Strawberry olive oil cake
Ingredients
for 12 pieces
| 150 g | sugar |
| 3 | eggs |
| 2 ¼ dl | olive oil |
| 2 dl | almond drink |
| 2 tsp | vanilla paste |
| 150 g | white flour |
| 100 g | ground almonds |
| 1 tsp | baking powder |
| ¼ tsp | salt |
| 2 bag | camomile tea |
| 1 dl | water, boiling |
| 80 g | honey |
| 300 g | strawberries, in slices |
| 250 g | ricotta |
| 2 tbsp | liquid honey |
| ½ | lemon, the whole juice |
How it's done
Batter
Using the whisk on a mixer, beat the sugar and eggs in a bowl until the mixture is light and frothy.
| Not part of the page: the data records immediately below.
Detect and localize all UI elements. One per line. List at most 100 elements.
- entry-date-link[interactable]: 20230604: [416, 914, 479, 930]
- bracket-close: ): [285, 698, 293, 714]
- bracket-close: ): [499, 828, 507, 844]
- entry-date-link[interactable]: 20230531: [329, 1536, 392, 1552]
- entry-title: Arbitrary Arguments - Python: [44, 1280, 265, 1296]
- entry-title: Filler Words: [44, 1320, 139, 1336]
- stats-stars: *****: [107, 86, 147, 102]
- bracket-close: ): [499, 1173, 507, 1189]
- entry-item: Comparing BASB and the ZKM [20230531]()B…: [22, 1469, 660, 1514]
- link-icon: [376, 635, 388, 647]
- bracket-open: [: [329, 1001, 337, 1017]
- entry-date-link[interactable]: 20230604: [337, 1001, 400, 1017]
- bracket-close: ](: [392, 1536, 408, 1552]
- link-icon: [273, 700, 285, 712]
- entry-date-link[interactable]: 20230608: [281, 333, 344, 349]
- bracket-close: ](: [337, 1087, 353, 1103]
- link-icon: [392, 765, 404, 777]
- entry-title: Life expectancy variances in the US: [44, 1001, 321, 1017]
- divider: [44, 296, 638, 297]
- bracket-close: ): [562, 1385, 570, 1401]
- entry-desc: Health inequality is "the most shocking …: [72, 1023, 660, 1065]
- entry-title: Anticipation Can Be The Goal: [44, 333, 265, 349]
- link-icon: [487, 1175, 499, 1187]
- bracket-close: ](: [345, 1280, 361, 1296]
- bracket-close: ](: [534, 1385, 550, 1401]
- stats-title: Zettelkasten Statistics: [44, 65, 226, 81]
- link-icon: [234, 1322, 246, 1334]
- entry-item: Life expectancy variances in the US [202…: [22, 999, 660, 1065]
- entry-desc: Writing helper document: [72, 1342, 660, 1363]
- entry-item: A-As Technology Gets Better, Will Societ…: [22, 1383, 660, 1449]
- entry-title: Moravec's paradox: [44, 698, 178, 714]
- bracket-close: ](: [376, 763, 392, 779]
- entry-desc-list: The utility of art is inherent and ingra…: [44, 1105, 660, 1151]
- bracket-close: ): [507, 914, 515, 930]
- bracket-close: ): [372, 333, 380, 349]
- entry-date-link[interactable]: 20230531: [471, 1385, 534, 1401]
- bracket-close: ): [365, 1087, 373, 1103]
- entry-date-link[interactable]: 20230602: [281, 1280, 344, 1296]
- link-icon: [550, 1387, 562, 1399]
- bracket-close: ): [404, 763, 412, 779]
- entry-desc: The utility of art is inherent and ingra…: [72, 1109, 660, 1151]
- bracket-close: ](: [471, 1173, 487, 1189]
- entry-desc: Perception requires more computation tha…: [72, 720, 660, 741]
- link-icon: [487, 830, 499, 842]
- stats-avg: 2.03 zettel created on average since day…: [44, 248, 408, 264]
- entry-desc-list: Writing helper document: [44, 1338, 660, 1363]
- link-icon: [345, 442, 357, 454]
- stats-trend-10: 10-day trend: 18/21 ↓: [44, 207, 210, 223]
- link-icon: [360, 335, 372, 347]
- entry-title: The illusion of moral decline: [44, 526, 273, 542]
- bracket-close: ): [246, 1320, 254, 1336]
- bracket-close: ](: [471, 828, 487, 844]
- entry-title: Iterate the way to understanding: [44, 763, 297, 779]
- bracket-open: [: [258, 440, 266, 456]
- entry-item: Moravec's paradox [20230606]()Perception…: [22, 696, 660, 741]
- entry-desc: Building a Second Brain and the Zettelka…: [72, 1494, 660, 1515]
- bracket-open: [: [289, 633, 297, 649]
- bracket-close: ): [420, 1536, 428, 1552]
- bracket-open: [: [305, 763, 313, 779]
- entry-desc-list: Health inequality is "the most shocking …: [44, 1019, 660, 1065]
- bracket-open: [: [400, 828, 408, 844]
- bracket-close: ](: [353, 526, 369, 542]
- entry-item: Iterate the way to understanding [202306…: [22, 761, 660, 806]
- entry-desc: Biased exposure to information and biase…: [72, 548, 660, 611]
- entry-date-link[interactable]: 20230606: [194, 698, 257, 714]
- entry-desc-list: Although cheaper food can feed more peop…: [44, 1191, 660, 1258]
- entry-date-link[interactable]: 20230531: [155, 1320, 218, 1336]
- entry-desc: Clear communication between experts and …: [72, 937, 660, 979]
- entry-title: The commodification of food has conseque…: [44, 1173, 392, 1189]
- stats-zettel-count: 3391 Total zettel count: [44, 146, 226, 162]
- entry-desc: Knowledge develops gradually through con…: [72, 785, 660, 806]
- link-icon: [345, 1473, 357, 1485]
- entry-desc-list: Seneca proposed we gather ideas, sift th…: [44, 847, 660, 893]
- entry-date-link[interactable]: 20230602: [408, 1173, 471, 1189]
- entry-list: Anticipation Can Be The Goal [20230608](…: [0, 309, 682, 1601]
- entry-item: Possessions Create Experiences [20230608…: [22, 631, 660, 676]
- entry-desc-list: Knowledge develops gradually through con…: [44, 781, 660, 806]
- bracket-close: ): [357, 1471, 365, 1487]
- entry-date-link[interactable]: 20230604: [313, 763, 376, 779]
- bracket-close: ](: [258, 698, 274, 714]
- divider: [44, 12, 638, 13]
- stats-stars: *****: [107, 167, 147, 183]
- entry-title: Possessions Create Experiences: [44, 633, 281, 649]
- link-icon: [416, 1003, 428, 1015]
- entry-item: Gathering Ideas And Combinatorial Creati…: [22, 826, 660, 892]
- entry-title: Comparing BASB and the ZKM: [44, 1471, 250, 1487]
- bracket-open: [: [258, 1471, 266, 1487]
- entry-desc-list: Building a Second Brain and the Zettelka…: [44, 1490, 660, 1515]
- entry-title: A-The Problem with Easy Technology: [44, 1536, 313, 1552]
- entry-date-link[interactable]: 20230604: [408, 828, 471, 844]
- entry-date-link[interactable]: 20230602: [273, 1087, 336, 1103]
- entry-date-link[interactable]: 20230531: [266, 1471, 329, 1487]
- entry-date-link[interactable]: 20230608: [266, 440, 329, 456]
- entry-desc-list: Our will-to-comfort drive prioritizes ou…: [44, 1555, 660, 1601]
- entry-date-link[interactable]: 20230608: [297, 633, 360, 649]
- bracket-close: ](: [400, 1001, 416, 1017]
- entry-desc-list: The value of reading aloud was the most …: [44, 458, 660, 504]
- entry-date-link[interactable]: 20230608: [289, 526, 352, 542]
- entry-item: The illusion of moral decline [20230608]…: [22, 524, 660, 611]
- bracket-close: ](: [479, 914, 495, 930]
First mix in the oil, then the almond drink and vanilla. Combine the flour, almonds, baking powder and salt, mix in. Transfer the batter to the prepared tin.
To bake
Approx. 1 hr. in the centre of an oven preheated to 180 °C. Remove from the oven, allow the cake to cool slightly, remove from the tin and leave to cool completely on a rack.
Strawberries
Place the tea bags in a small bowl, pour the boiling water over the top, remove immediately. Bring the honey to the boil in a small pan. Reduce the heat, simmer for approx. 1 min. Add the wet teabags, leave to steep for approx. 10 mins. Remove the teabags. Place the strawberries in a bowl, pour the honey over the top, mix.
Ricotta
Using the whisk on a mixer, whisk the ricotta until smooth, then mix in the honey and lemon juice.
To serve
Cut the cake into 12 slices, top each slice with 1 tbsp of the ricotta mixture and a few strawberries. Serve with the remainder of the ricotta mixture and strawberries.